Zur lebenswichtigen Behandlung von Foersters Frau, übersiedelte die Familie von Deutschland in die Schweiz. Hideko Foerster verbrachte fast viereinhalb Jahre in Spezialkliniken, bis sie einigermaßen genesen war. Kurz nach der Ausreise der Familie Foerster in die Schweiz begann eine weitere, nunmehr dritte Kampagne von ehemaligen ostasiatischen NS-Funktionären gegen Foerster. In einer Illustrierten wurde der gerade noch als „Nazi“ zwangsrepatriierte Foerster nun wie zu Kriegszeiten erneut als kommunistischer Spion diffamiert.

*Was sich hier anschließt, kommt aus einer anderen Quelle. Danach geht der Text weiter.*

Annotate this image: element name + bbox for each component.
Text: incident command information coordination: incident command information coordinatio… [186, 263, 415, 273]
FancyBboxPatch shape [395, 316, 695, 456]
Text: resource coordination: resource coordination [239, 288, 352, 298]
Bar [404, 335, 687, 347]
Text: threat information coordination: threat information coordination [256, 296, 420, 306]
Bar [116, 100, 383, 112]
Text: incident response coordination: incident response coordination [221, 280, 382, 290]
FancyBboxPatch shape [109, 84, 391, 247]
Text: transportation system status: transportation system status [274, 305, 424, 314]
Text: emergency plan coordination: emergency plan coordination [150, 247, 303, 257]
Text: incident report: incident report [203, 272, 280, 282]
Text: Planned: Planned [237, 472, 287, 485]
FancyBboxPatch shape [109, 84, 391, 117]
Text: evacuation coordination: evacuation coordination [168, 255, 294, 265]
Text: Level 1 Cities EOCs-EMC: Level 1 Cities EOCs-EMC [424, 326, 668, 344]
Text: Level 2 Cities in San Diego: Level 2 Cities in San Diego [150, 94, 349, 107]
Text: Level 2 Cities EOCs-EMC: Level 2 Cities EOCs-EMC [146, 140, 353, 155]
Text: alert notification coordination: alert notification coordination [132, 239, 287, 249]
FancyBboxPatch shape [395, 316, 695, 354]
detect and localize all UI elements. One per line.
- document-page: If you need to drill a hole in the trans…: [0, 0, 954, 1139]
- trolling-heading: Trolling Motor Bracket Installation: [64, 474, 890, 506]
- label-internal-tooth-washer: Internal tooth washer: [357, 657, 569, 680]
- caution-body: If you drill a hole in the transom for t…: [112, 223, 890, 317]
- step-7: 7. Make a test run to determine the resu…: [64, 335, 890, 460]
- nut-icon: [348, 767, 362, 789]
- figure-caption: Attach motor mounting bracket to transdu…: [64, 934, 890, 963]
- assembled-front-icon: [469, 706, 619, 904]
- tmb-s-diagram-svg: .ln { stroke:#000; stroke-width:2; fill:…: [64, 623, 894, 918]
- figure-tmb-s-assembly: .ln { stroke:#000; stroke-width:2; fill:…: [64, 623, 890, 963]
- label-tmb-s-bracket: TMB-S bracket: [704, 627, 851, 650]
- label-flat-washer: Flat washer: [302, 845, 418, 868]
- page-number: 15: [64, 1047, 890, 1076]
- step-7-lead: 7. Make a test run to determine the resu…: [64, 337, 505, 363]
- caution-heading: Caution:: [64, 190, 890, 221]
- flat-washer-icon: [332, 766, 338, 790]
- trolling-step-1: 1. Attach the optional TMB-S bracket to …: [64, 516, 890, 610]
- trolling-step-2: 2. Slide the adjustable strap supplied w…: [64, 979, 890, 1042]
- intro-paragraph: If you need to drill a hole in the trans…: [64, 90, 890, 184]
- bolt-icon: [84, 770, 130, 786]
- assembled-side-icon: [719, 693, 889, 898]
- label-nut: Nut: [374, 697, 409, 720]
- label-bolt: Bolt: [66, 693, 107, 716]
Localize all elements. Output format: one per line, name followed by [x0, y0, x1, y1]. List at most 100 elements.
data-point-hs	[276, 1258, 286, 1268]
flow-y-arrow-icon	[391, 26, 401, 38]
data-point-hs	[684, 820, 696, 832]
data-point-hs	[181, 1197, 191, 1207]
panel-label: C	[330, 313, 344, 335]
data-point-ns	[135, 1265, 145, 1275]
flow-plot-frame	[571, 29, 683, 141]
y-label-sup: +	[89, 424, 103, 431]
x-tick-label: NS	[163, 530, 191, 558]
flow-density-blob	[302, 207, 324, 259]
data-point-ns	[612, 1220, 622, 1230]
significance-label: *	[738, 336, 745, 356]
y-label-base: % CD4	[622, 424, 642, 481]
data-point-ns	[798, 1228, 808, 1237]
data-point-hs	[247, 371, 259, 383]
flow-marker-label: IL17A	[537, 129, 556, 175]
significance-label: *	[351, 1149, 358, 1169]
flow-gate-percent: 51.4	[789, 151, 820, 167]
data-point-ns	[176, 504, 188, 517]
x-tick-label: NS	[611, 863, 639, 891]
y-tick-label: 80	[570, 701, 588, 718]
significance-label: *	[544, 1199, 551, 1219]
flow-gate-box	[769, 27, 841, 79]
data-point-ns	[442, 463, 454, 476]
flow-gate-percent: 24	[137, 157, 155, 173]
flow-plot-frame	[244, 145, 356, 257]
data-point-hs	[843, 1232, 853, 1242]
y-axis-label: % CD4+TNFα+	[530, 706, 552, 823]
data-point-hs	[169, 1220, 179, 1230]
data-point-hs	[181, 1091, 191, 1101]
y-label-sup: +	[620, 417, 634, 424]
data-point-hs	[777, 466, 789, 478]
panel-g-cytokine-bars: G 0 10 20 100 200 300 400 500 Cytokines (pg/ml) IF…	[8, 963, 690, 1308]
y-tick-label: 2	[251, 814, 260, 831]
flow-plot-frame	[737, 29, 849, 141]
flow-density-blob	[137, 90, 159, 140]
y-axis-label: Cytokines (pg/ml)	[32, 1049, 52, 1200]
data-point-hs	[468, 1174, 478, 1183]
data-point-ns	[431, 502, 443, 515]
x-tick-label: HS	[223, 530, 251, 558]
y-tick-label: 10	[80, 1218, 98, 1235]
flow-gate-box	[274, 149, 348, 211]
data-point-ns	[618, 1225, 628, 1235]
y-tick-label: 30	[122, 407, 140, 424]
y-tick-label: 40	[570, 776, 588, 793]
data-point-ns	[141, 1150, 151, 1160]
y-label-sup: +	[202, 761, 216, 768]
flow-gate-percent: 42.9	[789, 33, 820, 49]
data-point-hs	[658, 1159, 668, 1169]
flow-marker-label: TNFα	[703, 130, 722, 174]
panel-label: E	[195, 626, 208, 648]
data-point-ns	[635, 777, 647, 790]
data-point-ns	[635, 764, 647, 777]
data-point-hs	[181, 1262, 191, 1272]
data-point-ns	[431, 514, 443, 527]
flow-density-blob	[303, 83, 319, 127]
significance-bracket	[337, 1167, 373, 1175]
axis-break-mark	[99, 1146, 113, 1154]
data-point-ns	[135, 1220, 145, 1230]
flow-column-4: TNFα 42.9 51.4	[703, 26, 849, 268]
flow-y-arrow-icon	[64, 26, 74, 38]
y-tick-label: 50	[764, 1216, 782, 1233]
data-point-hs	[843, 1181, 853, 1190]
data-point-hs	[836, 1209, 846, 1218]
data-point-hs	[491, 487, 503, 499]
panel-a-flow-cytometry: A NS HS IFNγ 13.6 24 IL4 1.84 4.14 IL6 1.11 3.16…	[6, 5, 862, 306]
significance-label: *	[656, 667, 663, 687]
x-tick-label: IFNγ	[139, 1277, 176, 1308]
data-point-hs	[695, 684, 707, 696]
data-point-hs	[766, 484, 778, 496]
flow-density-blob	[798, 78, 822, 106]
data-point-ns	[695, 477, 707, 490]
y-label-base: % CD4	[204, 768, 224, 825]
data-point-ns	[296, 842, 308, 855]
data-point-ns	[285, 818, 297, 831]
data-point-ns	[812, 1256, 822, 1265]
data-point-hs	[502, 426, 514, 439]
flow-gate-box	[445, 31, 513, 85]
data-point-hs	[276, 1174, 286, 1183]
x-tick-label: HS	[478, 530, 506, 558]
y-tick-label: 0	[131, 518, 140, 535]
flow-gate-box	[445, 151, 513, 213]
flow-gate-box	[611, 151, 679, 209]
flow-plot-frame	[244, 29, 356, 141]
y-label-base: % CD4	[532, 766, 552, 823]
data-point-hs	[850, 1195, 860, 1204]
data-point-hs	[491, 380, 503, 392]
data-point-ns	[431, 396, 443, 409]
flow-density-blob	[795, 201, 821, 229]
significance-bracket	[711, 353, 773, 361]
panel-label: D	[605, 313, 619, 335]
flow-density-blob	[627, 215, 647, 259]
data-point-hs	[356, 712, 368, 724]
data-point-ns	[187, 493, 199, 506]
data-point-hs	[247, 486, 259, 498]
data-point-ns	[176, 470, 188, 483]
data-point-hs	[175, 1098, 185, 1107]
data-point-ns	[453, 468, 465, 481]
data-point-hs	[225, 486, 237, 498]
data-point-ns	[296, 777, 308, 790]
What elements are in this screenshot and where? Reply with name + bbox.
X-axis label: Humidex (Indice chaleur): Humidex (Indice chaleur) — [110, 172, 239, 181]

Einzelne Vorgänge werden im Vortrag anhand von Originalquellen nachvollzogen. Dies gilt insbesondere für Zeugenaussagen im späteren Wiedergutmachungsverfahren Foersters, die vor dem Hintergrund erst heute verfügbarer Dokumente kritisch hinterfragt und analysiert werden. Der Vortrag wirft Schlaglichter auf die einzelnen Etappen von Foersters Leben und sein antinationalsozialistisches Engagement. Fotos ermöglichen Einblicke in seine Fabrik und damaligen Lebensumstände. Einen weiteren Schwerpunkt bilden u. a. Erkenntnisse zu einzelnen Biografien seiner jüdischen Mitarbeiter und wesentliche neue Dokumente zum Foerster Prozess. Des Weiteren wird der Fall Foerster in den Kontext der damals insbesondere von Josef Meisinger forcierten systematischen Verfolgung von „Unzuverlässigen Deutschen“ bzw. „Anti-Nazis“ gesetzt.


Clemens Jochem
geboren 1984, ist promovierter Naturwissenschaftler. Seit 14 Jahren beschäftigt er sich mit Primärquellenforschung zu Ostasien zwischen 1933 und 1945. Seine Schwerpunkte sind deutsch-jüdischer Widerstand, das Ghetto Shanghai, militärische Abwehr in Ostasien und deutsche Wiedergutmachungsjustiz. Seine Biografie des Industriellen und Judenretters Willy Rudolf Foerster in Japan ist kürzlich im Verlag Hentrich & Hentrich unter dem Titel „Der Fall Foerster. Die deutsch-japanische Maschinenfabrik in Tokio und das Jüdische Hilfskomitee“ erschienen (ISBN: 978-3-95565-225-8, 262 Seiten, 19,90 €).